For a novelist who shares Rilke's death obsession and ancient, dark interiority—the body count is high across his nine novels translated into English—Lobo Antunes makes serpentine sentences that buzz with vibrancy and immediacy, page-long sentences with the improvisational quality of jazz that turn far within themselves before bursting with light and life (a jazz fan, the narrator speaks of Louis Armstrong, Dizzy Gillespie, and Ben Webster as if they were the last path to delight). And that zooming eye never falters: Morning brings "the polar, crepuscular unreality than enfolds objects and faces in the same kind of transparent halo that perches on the tops of pine trees"; masturbating soldiers "were pistons huddled in our icy sheets like aged fetuses no uterus would ever expel"; visiting officers from Luanda looked "preserved in the formaldehyde of air-conditioning"; "cobras lay coiled in soft dungy spirals, and the crocodiles seemed reconciled to their Tertiary Age fate as mere lizards on death row."

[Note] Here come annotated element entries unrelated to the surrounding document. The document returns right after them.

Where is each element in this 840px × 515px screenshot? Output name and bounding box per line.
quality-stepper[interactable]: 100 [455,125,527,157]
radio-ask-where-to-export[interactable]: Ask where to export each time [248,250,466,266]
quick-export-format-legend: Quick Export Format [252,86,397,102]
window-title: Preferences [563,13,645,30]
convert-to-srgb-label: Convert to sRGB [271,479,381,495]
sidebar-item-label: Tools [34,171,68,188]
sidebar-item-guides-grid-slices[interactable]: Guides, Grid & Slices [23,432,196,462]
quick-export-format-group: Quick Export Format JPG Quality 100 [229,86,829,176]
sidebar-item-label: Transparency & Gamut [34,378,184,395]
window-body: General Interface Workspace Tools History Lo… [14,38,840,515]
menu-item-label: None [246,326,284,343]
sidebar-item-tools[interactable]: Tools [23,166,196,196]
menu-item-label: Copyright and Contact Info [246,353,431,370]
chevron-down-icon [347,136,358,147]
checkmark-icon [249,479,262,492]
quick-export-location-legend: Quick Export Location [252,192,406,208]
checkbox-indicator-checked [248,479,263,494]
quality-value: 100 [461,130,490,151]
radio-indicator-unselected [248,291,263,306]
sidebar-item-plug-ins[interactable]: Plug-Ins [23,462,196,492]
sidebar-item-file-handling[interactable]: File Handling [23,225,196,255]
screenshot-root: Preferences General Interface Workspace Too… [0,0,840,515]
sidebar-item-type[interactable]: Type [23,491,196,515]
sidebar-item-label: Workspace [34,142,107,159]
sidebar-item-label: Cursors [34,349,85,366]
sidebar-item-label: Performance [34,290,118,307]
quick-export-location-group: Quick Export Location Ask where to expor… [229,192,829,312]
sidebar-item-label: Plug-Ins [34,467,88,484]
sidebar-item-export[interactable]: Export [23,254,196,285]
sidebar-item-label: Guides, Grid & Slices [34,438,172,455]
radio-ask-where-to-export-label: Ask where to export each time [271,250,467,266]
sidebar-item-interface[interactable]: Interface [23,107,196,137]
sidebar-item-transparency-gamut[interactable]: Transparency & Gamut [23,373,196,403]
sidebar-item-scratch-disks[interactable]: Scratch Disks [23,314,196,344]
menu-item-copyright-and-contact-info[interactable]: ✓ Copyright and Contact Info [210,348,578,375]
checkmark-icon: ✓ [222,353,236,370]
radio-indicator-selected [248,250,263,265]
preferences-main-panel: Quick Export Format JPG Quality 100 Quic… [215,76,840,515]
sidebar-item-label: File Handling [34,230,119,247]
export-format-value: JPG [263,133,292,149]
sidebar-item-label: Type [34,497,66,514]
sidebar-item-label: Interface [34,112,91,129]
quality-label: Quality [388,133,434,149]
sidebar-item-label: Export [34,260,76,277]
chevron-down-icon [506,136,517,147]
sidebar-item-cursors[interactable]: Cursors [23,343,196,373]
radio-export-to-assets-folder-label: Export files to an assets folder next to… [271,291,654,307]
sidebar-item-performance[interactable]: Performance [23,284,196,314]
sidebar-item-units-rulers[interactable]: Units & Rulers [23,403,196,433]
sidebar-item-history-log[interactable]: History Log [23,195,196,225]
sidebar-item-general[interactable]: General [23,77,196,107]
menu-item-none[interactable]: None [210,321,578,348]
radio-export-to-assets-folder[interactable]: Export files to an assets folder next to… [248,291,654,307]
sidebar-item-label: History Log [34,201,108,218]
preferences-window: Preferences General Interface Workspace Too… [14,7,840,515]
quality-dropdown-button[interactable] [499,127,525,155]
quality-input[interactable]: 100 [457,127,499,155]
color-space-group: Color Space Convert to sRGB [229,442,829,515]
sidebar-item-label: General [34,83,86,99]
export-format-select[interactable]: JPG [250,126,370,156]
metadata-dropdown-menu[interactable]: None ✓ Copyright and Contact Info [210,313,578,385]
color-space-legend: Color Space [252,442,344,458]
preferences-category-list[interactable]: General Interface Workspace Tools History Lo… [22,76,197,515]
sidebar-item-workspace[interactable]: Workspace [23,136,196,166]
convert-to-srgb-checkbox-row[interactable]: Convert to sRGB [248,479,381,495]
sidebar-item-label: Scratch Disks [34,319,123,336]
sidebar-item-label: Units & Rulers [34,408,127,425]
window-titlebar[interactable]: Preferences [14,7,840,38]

If animals are Lobo Antunes' preferred metaphor—the novel begins at the Lisbon zoo—it is because he apprehends the world with the sensibilities of both Dostoevsky and Darwin, refusing to ignore the beasts we are, the monstrous afflictions we foist upon ourselves and others. The narrator wishes to make love "as furiously as rhinoceroses with toothaches... two pachyderms intent on devouring each other amid a concert of squeals." Again and again soldiers are referred to as animals, as cretins turned lunatic by such "senseless, imbecilic violence." As a boy, he could hear his parents in bed, "making a noise like the toothless, lumbago-ridden elephant clanging its bell" (the young Kafka, too, was outraged when overhearing his parents make love in the night).

Lobo Antunes might be as flesh-infatuated as any true Catholic, current or lapsed, but his fixation on the animality of our bodies is both a doctor's practical engagement—Maugham had it—and a source of spiritual succor. The Land at the End of the World culminates not in a trendy dejection but in the possibility that we can still provide sanctuary for one another, that storytelling can save lives, that a lyrical consciousness is capable of lasting beauty. This Portuguese genius has seen too much, indeed, but in giving witness to the wasteland he has given us wonderful gifts.